KeyError: "None of [Index([(521455, 521457)], dtype='object', name='edge_id')] are in the [index]"
fairliereese commented 4 years ago

I'm assuming this is with the data you've already shared with me? I'll try running it on my end.

ashokpatowary commented 4 years ago

@fairliereese

Yah I am having it in that dataset also.

Thanks

fairliereese commented 4 years ago

It looks like this is a pandas version issue. What version of pandas are you running? You can find out by running the following in Python.

import pandas as pd
print(pd.__version__)
ashokpatowary commented 4 years ago

Its 0.25.2

ashokpatowary commented 4 years ago

@fairliereese on which version it's working? I can install that specific version.

fairliereese commented 4 years ago

I am still trying to figure it out. I just got it to work on version 1.0.5 but I'm having trouble recreating the error that I got the first time around.

ashokpatowary commented 4 years ago

Thanks @fairliereese

Bellow is the list version of pandas dependencies I am having. If it helps anyways


INSTALLED VERSIONS
------------------
commit           : None
python           : 3.7.0.final.0
python-bits      : 64
OS               : Linux
OS-release       : 2.6.32-754.23.1.el6.x86_64
machine          : x86_64
processor        : x86_64
byteorder        : little
LC_ALL           : None
LANG             : en_US.UTF-8
LOCALE           : en_US.UTF-8

pandas           : 0.25.2
numpy            : 1.17.3
pytz             : 2019.3
dateutil         : 2.8.0
pip              : 19.1.1
setuptools       : 41.4.0
Cython           : 0.29.7
pytest           : None
hypothesis       : None
sphinx           : None
blosc            : None
feather          : None
xlsxwriter       : None
lxml.etree       : 4.3.3
html5lib         : None
pymysql          : None
psycopg2         : None
jinja2           : 2.10.3
IPython          : 7.8.0
pandas_datareader: None
bs4              : None
bottleneck       : None
fastparquet      : None
gcsfs            : None
lxml.etree       : 4.3.3
matplotlib       : 3.1.1
numexpr          : None
odfpy            : None
openpyxl         : None
pandas_gbq       : None
pyarrow          : None
pytables         : None
s3fs             : None
scipy            : 1.4.1
sqlalchemy       : None
tables           : None
xarray           : None
xlrd             : None
xlwt             : None
xlsxwriter       : None

fairliereese commented 4 years ago

Looks like my first intuition was wrong. I missed a case in implementing support for GTFs with entries in the order that yours are... I'll see what I can do. Thanks for being a great beta tester!

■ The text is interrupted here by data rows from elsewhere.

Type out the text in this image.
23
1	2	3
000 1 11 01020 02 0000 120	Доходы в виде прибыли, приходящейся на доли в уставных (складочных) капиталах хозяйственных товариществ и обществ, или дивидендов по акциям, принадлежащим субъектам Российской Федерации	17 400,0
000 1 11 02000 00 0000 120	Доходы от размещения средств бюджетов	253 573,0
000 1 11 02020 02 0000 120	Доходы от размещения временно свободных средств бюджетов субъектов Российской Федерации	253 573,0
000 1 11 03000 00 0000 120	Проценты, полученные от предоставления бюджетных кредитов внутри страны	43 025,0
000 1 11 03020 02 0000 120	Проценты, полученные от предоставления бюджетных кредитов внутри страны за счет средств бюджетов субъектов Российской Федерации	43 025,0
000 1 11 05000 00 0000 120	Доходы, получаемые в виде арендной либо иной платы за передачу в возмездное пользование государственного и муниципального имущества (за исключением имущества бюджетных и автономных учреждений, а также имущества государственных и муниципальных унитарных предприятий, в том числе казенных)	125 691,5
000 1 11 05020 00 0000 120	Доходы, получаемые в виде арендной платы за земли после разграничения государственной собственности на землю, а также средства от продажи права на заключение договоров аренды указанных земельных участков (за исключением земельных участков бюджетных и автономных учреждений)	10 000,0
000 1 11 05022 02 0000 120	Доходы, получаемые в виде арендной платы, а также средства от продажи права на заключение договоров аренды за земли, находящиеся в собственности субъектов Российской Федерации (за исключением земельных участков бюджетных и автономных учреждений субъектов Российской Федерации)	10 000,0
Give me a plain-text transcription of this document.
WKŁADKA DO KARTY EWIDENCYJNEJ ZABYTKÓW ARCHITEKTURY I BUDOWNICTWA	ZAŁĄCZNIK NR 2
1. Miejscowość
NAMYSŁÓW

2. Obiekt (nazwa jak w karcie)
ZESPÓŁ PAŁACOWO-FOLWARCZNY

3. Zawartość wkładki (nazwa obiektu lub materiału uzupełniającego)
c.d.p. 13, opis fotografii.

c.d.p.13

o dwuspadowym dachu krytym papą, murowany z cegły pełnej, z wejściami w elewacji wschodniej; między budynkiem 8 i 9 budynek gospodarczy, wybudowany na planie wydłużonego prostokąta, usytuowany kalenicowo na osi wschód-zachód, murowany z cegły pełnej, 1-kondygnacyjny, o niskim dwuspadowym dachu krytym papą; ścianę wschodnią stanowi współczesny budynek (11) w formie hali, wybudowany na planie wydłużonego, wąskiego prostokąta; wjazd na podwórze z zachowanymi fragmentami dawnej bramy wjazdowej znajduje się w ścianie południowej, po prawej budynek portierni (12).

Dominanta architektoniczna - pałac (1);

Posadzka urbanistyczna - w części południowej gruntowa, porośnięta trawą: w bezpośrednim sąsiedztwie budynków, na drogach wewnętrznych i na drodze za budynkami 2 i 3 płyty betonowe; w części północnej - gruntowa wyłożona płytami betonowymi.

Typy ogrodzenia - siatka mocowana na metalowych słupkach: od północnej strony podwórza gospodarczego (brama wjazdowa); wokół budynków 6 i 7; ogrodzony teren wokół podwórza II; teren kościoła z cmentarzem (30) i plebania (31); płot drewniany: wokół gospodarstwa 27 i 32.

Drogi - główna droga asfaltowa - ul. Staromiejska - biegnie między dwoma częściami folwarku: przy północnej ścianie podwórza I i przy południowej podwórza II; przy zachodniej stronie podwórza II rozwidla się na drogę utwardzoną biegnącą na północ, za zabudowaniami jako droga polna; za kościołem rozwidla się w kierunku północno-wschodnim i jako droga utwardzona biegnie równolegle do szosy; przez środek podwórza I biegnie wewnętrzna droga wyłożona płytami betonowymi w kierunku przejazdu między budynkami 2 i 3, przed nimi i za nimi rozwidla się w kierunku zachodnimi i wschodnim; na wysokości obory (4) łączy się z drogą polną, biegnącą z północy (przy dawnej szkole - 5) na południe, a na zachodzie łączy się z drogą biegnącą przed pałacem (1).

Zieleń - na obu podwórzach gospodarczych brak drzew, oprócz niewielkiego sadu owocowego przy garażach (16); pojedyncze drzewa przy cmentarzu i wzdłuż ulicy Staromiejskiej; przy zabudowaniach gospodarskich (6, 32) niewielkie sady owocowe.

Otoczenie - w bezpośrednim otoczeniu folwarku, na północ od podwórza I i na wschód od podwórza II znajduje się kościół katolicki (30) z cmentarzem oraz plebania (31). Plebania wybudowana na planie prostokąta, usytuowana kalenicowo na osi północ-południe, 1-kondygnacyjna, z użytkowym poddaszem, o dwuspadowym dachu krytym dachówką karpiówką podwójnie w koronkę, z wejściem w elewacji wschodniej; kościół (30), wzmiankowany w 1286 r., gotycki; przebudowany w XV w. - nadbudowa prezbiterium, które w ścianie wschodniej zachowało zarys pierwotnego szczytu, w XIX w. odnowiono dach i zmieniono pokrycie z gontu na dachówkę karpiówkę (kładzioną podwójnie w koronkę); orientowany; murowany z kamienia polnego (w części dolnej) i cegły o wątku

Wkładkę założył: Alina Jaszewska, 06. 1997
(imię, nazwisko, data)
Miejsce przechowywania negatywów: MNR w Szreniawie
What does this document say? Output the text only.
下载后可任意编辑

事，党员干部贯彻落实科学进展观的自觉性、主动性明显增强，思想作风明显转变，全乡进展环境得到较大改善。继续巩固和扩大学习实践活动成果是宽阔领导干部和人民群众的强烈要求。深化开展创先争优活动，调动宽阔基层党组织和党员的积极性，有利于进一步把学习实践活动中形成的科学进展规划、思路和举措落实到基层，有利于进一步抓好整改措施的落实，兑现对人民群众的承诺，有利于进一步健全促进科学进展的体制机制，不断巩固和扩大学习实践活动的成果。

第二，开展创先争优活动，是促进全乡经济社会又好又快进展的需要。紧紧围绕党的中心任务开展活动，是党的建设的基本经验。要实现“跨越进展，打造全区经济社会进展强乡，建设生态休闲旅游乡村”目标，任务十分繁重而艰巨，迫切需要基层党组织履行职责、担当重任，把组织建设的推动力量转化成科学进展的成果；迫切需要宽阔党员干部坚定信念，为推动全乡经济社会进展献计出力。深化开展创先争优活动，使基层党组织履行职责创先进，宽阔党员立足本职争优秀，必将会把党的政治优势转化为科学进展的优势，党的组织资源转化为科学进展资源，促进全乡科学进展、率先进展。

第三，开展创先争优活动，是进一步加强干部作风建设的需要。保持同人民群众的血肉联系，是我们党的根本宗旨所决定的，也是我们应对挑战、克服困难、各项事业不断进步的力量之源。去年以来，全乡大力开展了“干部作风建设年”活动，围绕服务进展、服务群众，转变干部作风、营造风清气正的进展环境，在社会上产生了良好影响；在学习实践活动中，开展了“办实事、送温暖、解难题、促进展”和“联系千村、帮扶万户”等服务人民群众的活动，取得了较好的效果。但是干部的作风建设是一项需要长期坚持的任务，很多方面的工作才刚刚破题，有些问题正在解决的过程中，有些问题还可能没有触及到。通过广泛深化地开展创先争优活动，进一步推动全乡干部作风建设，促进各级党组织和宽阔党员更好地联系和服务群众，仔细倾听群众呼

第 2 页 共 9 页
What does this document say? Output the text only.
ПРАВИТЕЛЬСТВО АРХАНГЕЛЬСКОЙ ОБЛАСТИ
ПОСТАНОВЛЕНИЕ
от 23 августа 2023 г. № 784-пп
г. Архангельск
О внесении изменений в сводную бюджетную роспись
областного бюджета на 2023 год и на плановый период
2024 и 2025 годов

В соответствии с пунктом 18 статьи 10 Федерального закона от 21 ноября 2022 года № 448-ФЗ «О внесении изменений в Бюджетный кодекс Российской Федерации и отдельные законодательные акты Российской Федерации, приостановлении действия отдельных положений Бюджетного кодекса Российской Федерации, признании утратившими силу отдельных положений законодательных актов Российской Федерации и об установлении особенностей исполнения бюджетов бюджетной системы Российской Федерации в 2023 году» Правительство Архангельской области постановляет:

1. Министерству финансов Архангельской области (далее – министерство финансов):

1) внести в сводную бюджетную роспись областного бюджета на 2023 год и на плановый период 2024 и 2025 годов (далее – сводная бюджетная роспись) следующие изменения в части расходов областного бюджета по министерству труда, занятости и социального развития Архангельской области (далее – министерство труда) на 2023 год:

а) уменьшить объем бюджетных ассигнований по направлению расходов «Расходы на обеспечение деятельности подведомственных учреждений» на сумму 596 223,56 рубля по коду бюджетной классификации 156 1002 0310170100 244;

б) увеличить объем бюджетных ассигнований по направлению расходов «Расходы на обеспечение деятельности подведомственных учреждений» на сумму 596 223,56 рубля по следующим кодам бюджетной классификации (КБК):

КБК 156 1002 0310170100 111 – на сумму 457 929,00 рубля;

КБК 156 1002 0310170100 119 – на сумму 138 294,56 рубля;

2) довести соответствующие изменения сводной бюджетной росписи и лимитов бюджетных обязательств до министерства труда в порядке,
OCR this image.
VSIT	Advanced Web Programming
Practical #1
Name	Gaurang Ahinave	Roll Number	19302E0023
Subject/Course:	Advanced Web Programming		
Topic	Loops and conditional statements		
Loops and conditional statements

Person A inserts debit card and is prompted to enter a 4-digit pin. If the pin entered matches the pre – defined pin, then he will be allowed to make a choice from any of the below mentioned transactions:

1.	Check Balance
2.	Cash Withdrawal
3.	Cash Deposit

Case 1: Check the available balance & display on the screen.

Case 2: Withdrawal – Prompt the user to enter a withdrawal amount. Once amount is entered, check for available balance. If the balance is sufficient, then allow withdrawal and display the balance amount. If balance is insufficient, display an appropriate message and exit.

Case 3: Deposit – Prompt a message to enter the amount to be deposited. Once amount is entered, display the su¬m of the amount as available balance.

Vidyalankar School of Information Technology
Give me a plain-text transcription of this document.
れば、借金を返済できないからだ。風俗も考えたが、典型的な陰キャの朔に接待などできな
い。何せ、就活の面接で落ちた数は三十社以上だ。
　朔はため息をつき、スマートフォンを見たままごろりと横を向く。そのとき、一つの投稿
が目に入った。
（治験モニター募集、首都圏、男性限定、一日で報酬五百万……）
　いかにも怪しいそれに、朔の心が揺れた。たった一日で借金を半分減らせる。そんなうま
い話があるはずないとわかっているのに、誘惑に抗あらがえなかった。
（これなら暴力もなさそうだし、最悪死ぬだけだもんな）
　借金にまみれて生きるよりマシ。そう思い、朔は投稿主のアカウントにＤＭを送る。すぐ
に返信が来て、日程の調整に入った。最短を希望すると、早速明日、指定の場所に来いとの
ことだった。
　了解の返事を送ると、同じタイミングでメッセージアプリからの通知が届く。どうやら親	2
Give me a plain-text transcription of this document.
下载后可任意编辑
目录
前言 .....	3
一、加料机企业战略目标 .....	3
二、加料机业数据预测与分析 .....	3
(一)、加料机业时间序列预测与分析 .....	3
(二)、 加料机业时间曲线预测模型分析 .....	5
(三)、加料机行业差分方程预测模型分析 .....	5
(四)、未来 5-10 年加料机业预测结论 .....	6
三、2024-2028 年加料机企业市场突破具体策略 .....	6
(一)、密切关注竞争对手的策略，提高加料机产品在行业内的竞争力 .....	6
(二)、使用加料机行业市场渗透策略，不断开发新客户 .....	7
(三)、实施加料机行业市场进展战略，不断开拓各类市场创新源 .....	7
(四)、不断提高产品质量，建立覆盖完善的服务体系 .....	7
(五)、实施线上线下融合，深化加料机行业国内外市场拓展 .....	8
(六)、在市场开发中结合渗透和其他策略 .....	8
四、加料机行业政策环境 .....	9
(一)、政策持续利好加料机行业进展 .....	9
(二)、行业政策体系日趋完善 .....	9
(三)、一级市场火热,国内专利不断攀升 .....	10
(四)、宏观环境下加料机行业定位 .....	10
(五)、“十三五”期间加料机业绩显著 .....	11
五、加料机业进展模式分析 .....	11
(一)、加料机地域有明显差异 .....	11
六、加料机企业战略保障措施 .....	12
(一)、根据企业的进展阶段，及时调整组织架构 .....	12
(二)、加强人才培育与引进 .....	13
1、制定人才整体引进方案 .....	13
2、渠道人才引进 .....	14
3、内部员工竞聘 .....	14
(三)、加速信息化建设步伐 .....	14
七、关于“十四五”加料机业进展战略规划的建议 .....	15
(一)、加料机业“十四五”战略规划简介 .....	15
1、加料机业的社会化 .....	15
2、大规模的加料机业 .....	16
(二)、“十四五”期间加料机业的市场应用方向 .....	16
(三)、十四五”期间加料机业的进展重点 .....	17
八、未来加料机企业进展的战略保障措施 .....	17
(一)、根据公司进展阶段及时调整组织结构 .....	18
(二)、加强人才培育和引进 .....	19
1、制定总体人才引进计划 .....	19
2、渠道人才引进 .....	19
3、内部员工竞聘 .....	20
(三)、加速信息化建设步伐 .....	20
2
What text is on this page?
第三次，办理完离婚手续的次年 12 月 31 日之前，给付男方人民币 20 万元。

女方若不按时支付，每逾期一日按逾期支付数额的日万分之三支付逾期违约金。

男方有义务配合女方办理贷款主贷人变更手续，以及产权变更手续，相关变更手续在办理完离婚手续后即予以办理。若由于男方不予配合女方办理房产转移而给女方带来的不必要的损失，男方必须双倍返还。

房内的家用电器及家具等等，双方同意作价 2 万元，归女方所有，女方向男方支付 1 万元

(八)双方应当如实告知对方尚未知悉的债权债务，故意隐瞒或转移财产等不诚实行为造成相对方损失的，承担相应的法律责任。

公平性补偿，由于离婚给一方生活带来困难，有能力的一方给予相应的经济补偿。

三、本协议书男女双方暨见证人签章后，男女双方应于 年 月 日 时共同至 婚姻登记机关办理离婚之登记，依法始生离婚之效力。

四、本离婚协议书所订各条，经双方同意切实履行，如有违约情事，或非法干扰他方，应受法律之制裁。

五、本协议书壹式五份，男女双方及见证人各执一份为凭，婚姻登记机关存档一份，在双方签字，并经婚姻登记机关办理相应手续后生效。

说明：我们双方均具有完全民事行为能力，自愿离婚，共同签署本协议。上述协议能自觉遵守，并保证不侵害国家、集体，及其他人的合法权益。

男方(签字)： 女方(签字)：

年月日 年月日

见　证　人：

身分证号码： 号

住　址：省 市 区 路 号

fairliereese commented 4 years ago

Okay, I think everything should be in working order for you now. I was able to run everything with your data!

Unfortunately after installing the new version you will have to re-add all your datasets to the SwanGraph. I hope this works!

ashokpatowary commented 4 years ago

Thank @fairliereese for your quick response. I will re-add it and will proceed fresh.

Thanks again.